In 2011, Durst purchased a $1.75 million townhouse on Lenox Avenue in Harlem. A source close to his estranged family confirmed that he was living there at least some of the time, and they were keeping him under surveillance. Durst also owns three condominiums in a multi-story complex in Houston, and after filing suit, received a $200,000 settlement in 2006 from a Houston developer who refused to let him move into a unit newly purchased by his wife, which she had then immediately resold to Durst for $10. At the time of Berman's murder in Los Angeles, Durst had just sold a home in Trinidad, California, but maintained an office in Eureka while renting in nearby Big Lagoon.
In 2012 and 2013, Durst's family members sought and received restraining orders against him, claiming they were afraid of him. Durst was charged with trespassing in New York for walking in front of townhouses owned by his brother Douglas and other family members. He went on trial and was acquitted in December 2014. The judge also vacated the thirteen orders of protection his family members had taken out on him.
In July 2014, Durst was arrested after turning himself in to police following an incident at a Houston CVS drugstore in which he allegedly exposed himself without provocation and urinated on a rack of candy. He then left the store and casually walked down the street. Durst was charged with misdemeanor Criminal mischief. In December 2014, he pleaded "no contest" and was fined $500. His Lawyer described the incident as an "unfortunate medical mishap", as Durst had just been released from a hospital where he had undergone two medical procedures. The incident was recorded on videotape.
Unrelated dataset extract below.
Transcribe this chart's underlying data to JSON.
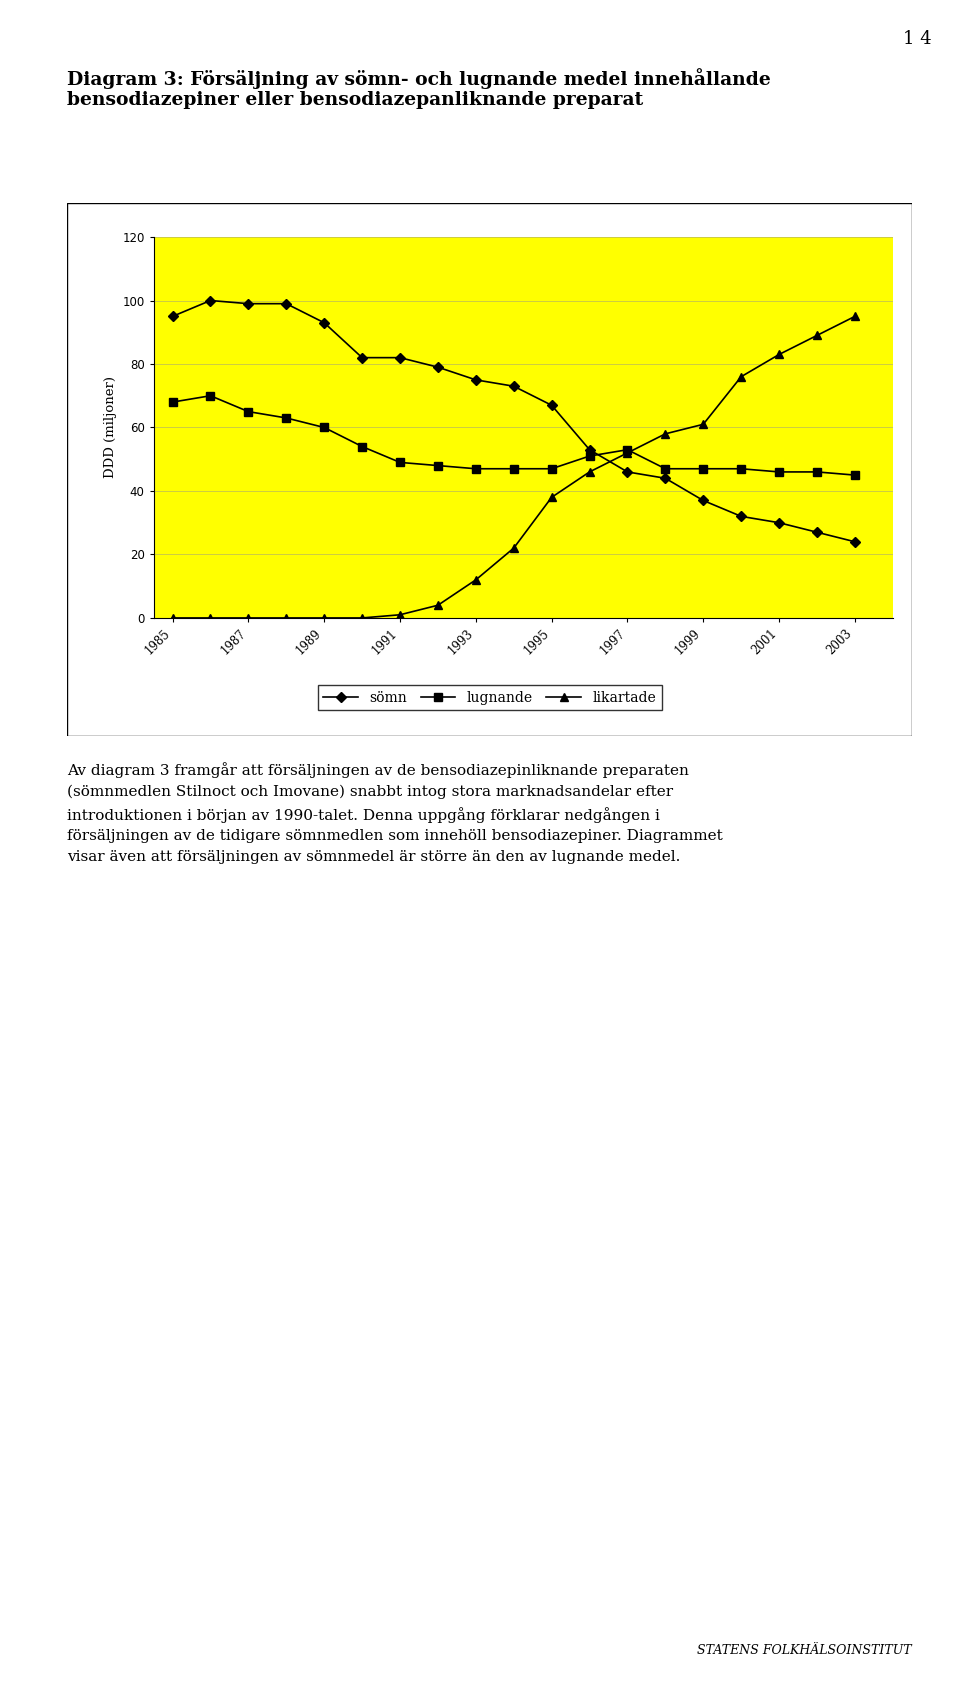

In November 2015, nearly 34 years after her disappearance, McCormack's three sisters and 101-year-old mother sued Durst for $100 million, citing his apparent role in her murder and his denial to her family of the "right to sepulcher", a New York law that grants immediate relatives access to a deceased person's body and the opportunity to determine appropriate burial. If successful, the lawsuit could deprive Durst of most or all of his inherited fortune. McCormack's brother James had attempted in October 2015 to file a wrongful death suit against Durst on behalf of his mother, but was challenged by one of his sisters, who holds her mother's power of attorney. DeGuerin commented that "there is no evidence that Robert Durst had anything to do with Kathleen's disappearance. Anybody can file a lawsuit, but eventually they'll have to come with evidence." On December 7, 2015, the same family members filed a suit asking the court to freeze Durst's assets. The family's attorney, Robert Abrams, called Durst the "poster child" for why courts block defendants from disposing assets while civil lawsuits are pending. In July 2016, the McCormick family asked the Surrogate’s Court in Manhattan to "declare that Kathie died on January 31, 1982, when she was murdered by her husband, Robert Durst" so the sepulcher lawsuit can proceed.
Durst's attorneys requested a later date for the federal weapons charge trial, saying they'd need more time to prepare after rulings on pending motions. U.S. District Judge Helen Berrigan later rescheduled the trial to January 11, 2016. On November 16, 2015, a New Orleans federal judge ordered Durst re-arraigned on the weapons charges and scheduled a hearing for December 17. When asked, Durst's attorney said only that Durst did not kill Berman, and that he wants to resolve the other charges to expedite Durst's extradition to Los Angeles to face that charge.